Kompas.com - 02/07/2015, 12:28 WIB
EditorI Made Asdhiana
BUNYI sirene pada silo, penimbun batubara, di depan kantor Dinas Pariwisata dan Kebudayaan Kota Sawahlunto, Sumatera Barat, pada pukul 16.00 seolah menyambut kami saat tiba di kota itu 21 Mei lalu. Pada zaman Belanda, sirene itu penanda jam kerja orang rantai atau narapidana/kuli tambang.
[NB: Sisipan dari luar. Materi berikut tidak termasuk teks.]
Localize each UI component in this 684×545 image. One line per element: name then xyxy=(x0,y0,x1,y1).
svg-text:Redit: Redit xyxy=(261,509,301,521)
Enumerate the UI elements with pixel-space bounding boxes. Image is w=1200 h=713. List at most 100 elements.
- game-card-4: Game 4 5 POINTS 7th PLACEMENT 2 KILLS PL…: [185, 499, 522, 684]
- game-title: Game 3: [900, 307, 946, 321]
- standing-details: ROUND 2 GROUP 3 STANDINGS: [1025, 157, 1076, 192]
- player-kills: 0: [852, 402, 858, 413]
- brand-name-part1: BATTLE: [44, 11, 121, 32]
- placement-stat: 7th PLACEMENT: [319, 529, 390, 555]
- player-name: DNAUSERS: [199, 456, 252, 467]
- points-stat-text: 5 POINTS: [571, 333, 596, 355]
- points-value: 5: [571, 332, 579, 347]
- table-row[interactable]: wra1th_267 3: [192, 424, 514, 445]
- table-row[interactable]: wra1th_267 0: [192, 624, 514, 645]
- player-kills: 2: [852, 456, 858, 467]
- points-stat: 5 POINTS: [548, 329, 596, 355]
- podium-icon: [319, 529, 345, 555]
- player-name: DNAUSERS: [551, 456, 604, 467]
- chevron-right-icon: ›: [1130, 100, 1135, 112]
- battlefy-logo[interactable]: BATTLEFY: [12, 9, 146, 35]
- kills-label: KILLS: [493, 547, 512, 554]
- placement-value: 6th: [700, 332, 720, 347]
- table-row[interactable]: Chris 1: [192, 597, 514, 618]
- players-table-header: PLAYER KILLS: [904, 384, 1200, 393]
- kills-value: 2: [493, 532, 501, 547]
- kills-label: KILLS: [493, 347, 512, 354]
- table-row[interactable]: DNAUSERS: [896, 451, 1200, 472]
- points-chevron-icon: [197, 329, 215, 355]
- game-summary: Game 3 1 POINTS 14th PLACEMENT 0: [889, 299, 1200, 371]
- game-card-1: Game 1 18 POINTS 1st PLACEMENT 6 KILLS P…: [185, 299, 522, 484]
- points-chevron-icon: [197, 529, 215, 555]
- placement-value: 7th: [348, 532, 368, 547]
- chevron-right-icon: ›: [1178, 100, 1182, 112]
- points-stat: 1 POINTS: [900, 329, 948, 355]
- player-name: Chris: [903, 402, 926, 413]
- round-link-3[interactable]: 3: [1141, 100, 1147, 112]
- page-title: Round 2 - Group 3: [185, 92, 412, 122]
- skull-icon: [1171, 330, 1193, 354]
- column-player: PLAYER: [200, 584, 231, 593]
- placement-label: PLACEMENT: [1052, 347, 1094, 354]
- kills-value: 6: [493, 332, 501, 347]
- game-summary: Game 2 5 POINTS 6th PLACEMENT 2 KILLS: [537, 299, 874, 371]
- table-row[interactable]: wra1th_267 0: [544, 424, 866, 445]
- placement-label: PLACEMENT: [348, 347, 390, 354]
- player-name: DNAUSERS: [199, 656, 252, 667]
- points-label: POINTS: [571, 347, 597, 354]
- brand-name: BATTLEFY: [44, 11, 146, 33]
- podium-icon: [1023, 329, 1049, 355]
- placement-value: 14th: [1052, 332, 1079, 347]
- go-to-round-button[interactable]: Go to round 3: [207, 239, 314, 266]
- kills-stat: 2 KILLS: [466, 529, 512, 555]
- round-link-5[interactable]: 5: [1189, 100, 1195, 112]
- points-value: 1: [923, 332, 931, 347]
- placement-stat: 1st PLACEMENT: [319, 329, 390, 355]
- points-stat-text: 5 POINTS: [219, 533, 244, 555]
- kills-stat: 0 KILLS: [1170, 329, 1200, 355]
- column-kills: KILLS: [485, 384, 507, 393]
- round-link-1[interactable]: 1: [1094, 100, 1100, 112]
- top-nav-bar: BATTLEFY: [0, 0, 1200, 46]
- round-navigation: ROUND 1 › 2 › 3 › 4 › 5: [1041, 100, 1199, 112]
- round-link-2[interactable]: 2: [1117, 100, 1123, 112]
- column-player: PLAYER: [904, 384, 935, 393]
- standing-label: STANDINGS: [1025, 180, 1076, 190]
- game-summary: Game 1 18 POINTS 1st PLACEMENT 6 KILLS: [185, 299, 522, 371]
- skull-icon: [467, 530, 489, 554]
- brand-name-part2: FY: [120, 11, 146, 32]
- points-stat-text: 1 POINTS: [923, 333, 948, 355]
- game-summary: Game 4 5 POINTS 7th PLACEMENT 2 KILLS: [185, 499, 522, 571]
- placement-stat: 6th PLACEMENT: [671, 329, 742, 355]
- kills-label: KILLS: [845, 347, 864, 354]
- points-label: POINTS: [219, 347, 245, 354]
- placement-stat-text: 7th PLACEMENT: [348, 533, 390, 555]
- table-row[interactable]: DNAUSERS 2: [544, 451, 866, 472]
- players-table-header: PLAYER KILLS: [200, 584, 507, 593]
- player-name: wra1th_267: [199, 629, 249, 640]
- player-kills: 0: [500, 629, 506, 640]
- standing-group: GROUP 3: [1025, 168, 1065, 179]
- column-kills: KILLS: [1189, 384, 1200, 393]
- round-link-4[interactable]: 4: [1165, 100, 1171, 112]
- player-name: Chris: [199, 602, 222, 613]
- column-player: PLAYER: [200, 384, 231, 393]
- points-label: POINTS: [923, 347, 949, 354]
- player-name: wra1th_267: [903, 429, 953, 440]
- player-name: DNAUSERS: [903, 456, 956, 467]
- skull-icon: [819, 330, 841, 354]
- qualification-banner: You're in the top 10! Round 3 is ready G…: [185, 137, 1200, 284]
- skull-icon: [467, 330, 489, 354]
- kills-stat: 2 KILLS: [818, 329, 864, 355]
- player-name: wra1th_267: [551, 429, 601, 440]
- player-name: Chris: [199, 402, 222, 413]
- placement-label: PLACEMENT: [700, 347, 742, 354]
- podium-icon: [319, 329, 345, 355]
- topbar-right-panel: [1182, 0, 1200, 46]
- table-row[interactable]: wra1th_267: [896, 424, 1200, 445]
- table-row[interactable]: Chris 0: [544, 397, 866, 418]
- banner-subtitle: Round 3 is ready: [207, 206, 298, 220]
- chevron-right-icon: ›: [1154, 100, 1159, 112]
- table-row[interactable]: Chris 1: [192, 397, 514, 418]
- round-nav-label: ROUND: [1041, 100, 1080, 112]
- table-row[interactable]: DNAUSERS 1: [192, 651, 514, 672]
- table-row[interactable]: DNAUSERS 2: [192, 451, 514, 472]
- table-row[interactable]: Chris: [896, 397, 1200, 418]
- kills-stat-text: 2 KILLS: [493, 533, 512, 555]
Hingga kini, sirene itu tetap berbunyi setiap pukul 07.00, 13.00, dan 16.00. Sawahlunto pernah berjaya hampir 100 tahun dari tambang batubara sejak 1888. Namun, kota ini juga pernah kehilangan harapan saat tambang yang menopang kehidupan kota terus merosot, puncaknya pada 1988. Kondisi itu membuat kemiskinan melonjak 20 persen, pertumbuhan ekonominya terpuruk hingga minus 6,7 persen.

Kondisi itu membuat kota ini pernah dijuluki kota mati. Hingga akhirnya, muncul harapan ketika sejumlah pihak menawarkan ide untuk memanfaatkan apa yang tersisa dari kegiatan tambang, terutama bangunan-bangunan tua peninggalan Belanda.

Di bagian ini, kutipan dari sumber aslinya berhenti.